Run the complete SpaHDmap pipeline.

Parameters:
  • save_score (bool) – Whether to save computed scores as numpy arrays.

  • save_model (bool) – Whether to save model checkpoints.

  • load_model (bool) – Whether to load existing model checkpoints if available.

  • visualize (bool) – Whether to generate and save visualizations.

  • format (str) – Output format for visualizations (‘jpg’, ‘png’, ‘pdf’).

  • repeat_times (int) – Number of times to repeat the pipeline with different random initializations.

  • use_ann (bool) – Whether to use ANN for constructing the adjacency matrix or not.

  • **kwargs – Additional arguments for ANN (num_tree and n_jobs).

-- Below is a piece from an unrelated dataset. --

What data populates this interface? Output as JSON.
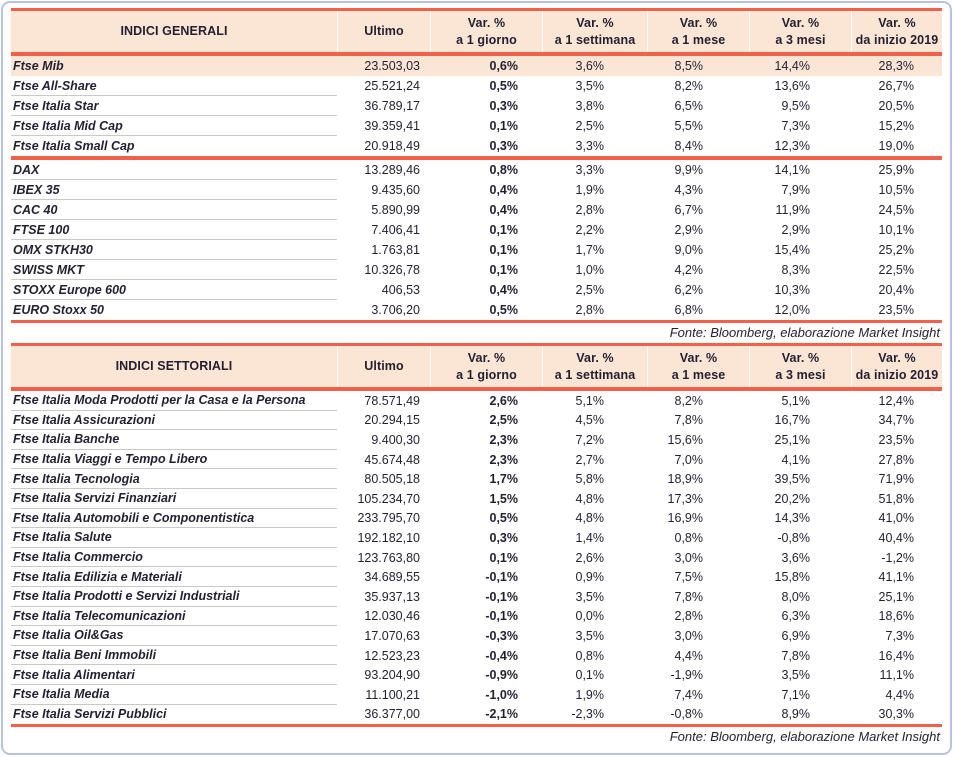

train(save_model=True, load_model=True)[source]

Train the SpaHDmap model based on the image prediction and spot expression reconstruction.

Parameters:
  • save_model (bool) – Whether to save the model or not.

  • load_model (bool) – Whether to load the model or not.

property train_path: str

Get the trained model path.

visualize(section=None, use_score='SpaHDmap', target='score', gene=None, index=None, format='png', crop=True, show=True)[source]

Visualize scores, clustering results, or gene expression.

Parameters:
  • section (Union[str, STData, List[Union[str, STData]], None]) – The section(s) to visualize. If None, uses all sections

  • use_score (str) – The type of score to visualize (e.g., ‘NMF’, ‘GCN’, ‘SpaHDmap’)

  • target (str) – What to visualize - either ‘score’, ‘cluster’, or ‘gene’

  • gene (Optional[str]) – Gene name to visualize when target=’gene’

  • index (Optional[int]) – For score visualization only - the index of embedding to show.

  • format (str) – Output format (‘jpg’, ‘png’, ‘pdf’).

  • crop (bool) – Whether to crop to mask region. If False, save full image size.

  • show (bool) – Whether to display the plot using plt.show().